4:27 highlights a lot of the elements that are required for deeming purposes. Does the ex-spouse and recipient share expenses/resources? What about ownership rights to the property? Lots of issues preclude deeming of income, it's a very complicated system, and cross-checking address versus marital status is a pretty absurd way to do it.
Re WA couple who went to Montana--common law marriage laws were established so that couples could live as married until the judge, priest, minister, etc came around and could actually marry them. There has to be an intent to marry. It's hard to believe people have the intent to marry and live as if married in the US for long when they never do marry. They enjoy some of the benefits of being married without the legal duties.
@5:06
Before you decide what it is that I'm (@12:41) presuming, perhaps you should read the summary again. 100% of the 691 recipients still had the same address as the deemor a year after reporting separation. The same is obviously true of 100% of the random sample. This was the starting point. 20% of the sample were found to have continued or resumed living together, contrary to their assertions. Nothing in this says that OIG or I presume living together based solely upon a shared address. Whether the evidence is there to support the conclusion is another matter, of course, but please don't try to use straw man arguments to support your own conclusion that the system is rigged. Also, without having read the actual report, nothing in the summary seems to distinguish between mailing address and residence address, which is reflected in SSA systems (with varying degrees of accuracy).
@5:02
5:06 here. I didn't straw man you. A straw man would be mischaracterizing your argument in order to more easily rebut it and then rebutting the mischaracterized argument. My presumption did not make your argument more easily to defeat, it did however provide a logical bridge necessary to understand your argument. Regardless, I presumed the basis of your post was that you believed it was inconsistent to report a marital separation, yet continue to share the same address. Your subsequent post confirms this presumption, specifically when you say "20% of the sample were found to have continued or resumed living together, contrary to their assertions." As best as I can tell you took my presumption as an ad hominem attack. It's not. As to whether I believe the system is rigged, no not particularly.
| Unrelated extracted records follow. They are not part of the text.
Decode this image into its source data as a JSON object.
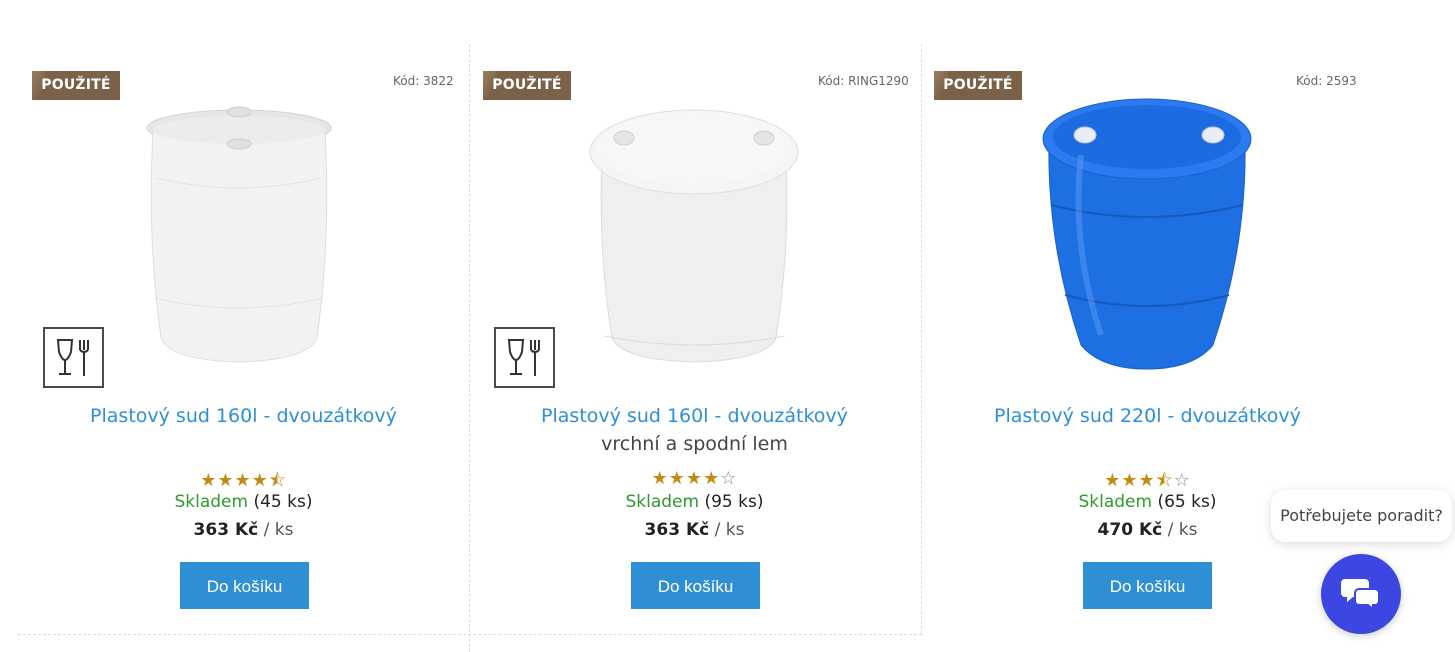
{
  "products": [
    {
      "badge": "POUŽITÉ",
      "code": "Kód: 3822",
      "title": "Plastový sud 160l - dvouzátkový",
      "subtitle": "",
      "rating": 4.5,
      "stars": "★★★★⯪",
      "stock_label": "Skladem",
      "stock_count": "(45 ks)",
      "price": "363 Kč",
      "unit": "/ ks",
      "button": "Do košíku",
      "food_icon": "food-safe-icon",
      "barrel_color": "#f1f1f1"
    },
    {
      "badge": "POUŽITÉ",
      "code": "Kód: RING1290",
      "title": "Plastový sud 160l - dvouzátkový",
      "subtitle": "vrchní a spodní lem",
      "rating": 4,
      "stars": "★★★★☆",
      "stock_label": "Skladem",
      "stock_count": "(95 ks)",
      "price": "363 Kč",
      "unit": "/ ks",
      "button": "Do košíku",
      "food_icon": "food-safe-icon",
      "barrel_color": "#ededed"
    },
    {
      "badge": "POUŽITÉ",
      "code": "Kód: 2593",
      "title": "Plastový sud 220l - dvouzátkový",
      "subtitle": "",
      "rating": 3.5,
      "stars": "★★★⯪☆",
      "stock_label": "Skladem",
      "stock_count": "(65 ks)",
      "price": "470 Kč",
      "unit": "/ ks",
      "button": "Do košíku",
      "food_icon": "",
      "barrel_color": "#1f6fe0"
    }
  ],
  "help": {
    "bubble": "Potřebujete poradit?",
    "chat_icon": "chat-icon"
  },
  "colors": {
    "badge": "#7b6148",
    "accent": "#2f8fd5",
    "stock": "#2e9a2e",
    "star": "#c38a14",
    "chat": "#3b47e0"
  }
}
Someone reporting they have separated from their spouse is not inconsistent with continuing to share an address (mailing or even residing at the address) with their ex-spouse.
To establish deeming of income you have to establish the spouse and recipient are living in the same "household," which understandably seems like "residence." It's not. Without going into further details, any number of the following things effects whether it is a shared household:
Whether or not the recipient and/or ex-spouse share an ownership interest in the residence, or are liable to the landlord for rent.
Whether or not the recipient and/or ex-spouse are paying pro rata shares of household expenses.
Whether or not the recipient and/or ex-spouse are on public assistance.
This is why merely sharing an address with an ex-spouse is not only not inconsistent with a reported separation, it's not even relevant to the deeming of income.
@654 Who said anything about ex-spouses? Much of the time they are still married and living in the same house, saying they are separated. Or they never bothered to marry and are just holding out as man and wife but have changed nothing.
Ex-spouse infers divorce...this rport is referencing separation. In addition, SSI has it's own policy called "holding-out" so even if a married couple divorces and continues to live together, the agency can still cionsider them "married" and impose deeming.